Here is a sample output file (about 28K) "filtered" so to only list stars that within five parsecs, listed in "-xlong" verbose mode.

Here is the entire Gliese 3.0 catalog in "-xlong" verbose mode. (about 224K) It is in PKZip format.

Gliese 2.0 Filterer

Here is the source code for a quick-and-dirty little program which will read in the Version 2 Gliese data, accept user input for various criteria used to filter out certain stars (say, if you only wanted stars likely to have human habitable planets), and outputs a text file with the results. It is written in IBM Turbo Pascal 5.0. So sue me. ;)

For those trusting souls out there who [a] are not afraid of computer viruses, [b] do not have Pascal compilers, and [c] do have IBM computers; here is the IBM executable version of the program (about 17K). You will also need the Gliese near star catalog version 2.0 (about 96K). The catalog is in PKZip format, and needs PKUnzip to expand it.
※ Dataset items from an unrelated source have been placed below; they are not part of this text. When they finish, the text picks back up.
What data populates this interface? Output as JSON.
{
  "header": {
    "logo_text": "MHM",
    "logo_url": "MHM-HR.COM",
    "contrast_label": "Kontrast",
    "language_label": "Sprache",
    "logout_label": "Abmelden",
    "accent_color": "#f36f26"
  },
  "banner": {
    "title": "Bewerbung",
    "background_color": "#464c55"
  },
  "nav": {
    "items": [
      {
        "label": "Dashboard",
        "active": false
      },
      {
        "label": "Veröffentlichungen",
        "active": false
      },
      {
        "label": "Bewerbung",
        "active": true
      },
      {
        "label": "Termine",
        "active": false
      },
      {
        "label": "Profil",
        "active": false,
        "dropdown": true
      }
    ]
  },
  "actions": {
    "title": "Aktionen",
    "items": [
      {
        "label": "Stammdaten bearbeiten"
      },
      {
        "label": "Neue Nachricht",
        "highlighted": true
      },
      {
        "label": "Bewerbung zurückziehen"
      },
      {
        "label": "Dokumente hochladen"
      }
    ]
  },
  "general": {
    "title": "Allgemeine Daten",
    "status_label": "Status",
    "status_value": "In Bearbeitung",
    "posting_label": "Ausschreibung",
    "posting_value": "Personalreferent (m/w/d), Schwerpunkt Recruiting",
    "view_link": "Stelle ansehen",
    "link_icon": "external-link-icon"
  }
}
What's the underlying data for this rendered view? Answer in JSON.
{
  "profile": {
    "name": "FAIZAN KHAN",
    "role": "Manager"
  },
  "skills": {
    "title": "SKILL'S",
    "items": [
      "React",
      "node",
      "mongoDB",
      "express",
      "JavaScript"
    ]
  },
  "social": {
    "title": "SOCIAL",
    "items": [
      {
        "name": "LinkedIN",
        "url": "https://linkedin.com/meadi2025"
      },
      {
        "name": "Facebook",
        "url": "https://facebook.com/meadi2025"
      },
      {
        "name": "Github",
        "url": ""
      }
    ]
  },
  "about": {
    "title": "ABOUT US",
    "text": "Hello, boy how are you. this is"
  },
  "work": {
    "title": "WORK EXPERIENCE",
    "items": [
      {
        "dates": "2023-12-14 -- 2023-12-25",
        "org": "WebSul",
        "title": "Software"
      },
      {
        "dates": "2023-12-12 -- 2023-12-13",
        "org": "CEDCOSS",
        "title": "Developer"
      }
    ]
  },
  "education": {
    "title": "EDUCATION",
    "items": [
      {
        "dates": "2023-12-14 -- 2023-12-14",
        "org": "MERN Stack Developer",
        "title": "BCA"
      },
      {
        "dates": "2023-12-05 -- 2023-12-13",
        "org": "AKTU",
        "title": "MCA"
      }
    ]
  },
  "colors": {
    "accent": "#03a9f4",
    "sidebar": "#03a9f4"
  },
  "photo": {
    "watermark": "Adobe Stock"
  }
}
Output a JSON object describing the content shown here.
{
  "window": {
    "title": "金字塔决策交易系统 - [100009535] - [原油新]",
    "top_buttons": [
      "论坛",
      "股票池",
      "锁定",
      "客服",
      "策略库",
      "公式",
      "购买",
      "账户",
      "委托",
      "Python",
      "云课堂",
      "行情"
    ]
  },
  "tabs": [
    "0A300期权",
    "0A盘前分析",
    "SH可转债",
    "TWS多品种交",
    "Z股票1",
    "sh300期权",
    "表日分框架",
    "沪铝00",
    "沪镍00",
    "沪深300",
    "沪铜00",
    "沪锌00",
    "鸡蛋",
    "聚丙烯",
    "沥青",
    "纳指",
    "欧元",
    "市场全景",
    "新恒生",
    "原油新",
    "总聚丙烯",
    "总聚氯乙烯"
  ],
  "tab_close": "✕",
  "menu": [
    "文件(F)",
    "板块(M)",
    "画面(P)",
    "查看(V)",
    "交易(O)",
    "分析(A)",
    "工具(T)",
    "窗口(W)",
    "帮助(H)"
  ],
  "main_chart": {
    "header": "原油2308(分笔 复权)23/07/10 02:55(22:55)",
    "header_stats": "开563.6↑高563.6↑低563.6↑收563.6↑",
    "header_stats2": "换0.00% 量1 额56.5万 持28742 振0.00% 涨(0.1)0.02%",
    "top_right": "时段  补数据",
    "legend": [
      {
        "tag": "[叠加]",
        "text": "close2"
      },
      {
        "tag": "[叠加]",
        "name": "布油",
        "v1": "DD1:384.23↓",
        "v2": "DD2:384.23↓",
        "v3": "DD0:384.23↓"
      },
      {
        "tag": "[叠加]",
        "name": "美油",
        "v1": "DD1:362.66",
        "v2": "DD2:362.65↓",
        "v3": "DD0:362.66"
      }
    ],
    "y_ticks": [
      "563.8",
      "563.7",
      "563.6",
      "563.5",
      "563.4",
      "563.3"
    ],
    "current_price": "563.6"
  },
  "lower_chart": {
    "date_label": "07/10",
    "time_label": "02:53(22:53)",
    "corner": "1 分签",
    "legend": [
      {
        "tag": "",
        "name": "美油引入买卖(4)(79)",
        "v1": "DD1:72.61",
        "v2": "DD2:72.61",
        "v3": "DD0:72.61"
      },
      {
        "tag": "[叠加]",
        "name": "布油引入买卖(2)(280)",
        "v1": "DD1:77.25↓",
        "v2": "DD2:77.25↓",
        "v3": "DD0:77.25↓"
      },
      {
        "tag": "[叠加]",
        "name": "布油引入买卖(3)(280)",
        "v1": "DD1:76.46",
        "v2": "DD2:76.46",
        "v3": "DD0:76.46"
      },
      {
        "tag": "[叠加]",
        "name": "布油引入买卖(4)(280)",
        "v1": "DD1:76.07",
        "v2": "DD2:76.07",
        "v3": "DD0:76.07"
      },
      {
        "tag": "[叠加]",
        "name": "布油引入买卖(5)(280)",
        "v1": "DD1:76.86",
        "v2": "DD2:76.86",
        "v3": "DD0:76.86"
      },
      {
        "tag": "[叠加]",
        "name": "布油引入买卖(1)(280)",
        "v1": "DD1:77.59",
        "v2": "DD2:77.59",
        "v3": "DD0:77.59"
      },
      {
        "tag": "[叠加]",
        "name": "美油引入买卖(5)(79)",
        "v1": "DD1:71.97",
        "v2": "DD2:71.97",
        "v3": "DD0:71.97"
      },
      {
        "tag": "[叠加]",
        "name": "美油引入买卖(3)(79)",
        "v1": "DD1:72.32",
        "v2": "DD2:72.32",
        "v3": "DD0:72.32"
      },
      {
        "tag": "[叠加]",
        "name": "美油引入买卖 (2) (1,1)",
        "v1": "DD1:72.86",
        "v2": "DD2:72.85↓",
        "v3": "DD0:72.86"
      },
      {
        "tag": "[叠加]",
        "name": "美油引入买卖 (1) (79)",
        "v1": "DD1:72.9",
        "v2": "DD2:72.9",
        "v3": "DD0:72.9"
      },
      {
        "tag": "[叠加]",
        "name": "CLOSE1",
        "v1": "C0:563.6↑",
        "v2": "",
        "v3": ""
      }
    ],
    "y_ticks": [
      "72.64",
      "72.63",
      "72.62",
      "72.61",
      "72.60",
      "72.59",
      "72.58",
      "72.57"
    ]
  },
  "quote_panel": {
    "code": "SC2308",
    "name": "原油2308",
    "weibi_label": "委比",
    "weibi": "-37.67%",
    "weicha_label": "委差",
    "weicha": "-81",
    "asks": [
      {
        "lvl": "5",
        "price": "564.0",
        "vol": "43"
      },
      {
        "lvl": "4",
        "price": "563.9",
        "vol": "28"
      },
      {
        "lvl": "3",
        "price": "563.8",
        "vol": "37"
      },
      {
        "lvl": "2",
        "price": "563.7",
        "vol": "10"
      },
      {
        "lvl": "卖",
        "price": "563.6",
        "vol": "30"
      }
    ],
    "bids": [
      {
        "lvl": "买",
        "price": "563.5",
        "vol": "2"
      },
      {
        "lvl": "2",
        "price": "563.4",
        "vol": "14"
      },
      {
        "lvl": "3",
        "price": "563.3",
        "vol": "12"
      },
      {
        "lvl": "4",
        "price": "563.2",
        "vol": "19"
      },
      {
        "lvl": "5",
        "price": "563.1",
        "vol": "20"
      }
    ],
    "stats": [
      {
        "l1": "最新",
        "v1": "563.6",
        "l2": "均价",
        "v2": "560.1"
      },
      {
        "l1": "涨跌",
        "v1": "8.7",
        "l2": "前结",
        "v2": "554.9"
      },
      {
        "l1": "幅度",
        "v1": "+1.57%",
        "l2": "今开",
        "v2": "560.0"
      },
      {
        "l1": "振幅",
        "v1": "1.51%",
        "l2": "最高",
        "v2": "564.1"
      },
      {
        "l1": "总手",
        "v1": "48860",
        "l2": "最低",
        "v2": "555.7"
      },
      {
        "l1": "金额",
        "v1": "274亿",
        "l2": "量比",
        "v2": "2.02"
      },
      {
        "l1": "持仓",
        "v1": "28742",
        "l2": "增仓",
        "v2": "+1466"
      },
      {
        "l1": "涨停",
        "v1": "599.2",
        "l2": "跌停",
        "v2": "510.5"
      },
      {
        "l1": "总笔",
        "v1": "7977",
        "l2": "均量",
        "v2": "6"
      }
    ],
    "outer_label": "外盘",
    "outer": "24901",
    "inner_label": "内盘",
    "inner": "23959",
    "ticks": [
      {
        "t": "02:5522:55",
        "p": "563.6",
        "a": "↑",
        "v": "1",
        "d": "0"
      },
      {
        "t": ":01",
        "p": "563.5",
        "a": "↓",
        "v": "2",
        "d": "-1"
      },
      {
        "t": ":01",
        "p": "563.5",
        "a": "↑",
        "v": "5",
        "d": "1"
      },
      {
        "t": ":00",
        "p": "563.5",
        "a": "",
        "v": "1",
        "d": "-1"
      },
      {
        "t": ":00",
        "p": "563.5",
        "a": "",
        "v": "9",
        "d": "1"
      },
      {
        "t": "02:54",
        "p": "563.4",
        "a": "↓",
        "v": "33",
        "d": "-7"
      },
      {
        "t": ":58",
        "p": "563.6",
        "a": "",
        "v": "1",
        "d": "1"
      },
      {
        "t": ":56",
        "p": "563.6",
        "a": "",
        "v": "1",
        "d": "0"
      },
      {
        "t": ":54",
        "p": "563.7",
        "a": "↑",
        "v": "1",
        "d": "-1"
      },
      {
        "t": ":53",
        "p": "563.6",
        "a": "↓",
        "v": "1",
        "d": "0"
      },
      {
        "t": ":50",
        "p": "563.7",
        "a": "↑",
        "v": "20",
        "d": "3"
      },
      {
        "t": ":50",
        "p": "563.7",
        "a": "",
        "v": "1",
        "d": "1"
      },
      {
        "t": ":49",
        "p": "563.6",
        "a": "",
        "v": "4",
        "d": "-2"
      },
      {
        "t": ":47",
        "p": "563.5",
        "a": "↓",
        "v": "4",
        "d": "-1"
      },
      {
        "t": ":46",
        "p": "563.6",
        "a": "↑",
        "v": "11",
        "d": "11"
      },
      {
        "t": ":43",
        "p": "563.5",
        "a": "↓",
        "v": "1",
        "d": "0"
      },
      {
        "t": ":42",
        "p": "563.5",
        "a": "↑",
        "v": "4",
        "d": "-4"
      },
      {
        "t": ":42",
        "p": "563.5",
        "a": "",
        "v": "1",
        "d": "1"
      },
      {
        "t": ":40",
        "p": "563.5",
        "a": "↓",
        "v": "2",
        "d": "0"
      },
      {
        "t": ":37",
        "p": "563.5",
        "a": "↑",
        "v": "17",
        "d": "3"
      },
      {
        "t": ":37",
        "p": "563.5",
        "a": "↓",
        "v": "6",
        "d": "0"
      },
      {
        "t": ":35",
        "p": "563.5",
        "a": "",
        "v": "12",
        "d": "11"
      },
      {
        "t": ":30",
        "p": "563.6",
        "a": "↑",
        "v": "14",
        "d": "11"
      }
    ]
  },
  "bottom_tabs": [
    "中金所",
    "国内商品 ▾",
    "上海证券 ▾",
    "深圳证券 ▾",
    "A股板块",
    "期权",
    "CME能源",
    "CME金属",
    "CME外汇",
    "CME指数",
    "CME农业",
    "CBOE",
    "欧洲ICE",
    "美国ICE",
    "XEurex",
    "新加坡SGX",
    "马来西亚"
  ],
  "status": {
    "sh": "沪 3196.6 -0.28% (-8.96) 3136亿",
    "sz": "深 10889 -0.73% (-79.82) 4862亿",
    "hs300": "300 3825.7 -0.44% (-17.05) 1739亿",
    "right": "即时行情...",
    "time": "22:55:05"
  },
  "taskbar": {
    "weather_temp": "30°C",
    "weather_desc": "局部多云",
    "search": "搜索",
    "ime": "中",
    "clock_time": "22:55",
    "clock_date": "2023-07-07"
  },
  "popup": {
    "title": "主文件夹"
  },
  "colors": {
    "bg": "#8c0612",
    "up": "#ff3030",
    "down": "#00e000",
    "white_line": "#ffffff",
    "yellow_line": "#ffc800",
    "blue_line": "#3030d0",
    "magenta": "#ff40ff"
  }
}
After unpacking, rename GLIESE2.DAT to GLIESE.DAT. Macintosh version will be created Real Soon Now.

The program only reads in the Gliese 2.0 catalog, not the 3.0. I'm working on it...

Sample Output

 Here is a sample output file "filtered" so to only list stars that are not binaries, and with luminosities between 0.4 and 2.0. This represents a good guess at the kinds of stars that might harbor human habitable planets.

Here is a sample output file of the entire Gliese 2.0 catalog.

Here is a sample output file of all the Gliese 2.0 stars closer than 7.0 parsecs (about 22.8 light years).

Here is a sample output file of most of the stars that have actual names (i.e., "Spica" instead of "Kappa Fornacis"). Please note that unlike the other sample output files, all the co-ordinates are in Light Years instead of Parsecs. Also note that as a general rule, "named" stars are huge, blazing hot, and short-lived suckers who are very unlikely to have human habitable planets.

Most of the human habitable suns are so relatively dim that they cannot be seen with the naked eye. Therefore, they were not named by poetic ancient arabs, but instead by pedantic scientists who, more often than not, just gave them boring catalog numbers. That is why you'll find so many stars in these lists with drab names like DM-24°263 and LTT 10070. (Notable exceptions: Barnard's Star and Van Maanan's Star). Please note that bright stars are useful as names for stellar "sectors". In Issac Asimov's PEBBLE IN THE SKY, Earth was in the "Sirius sector".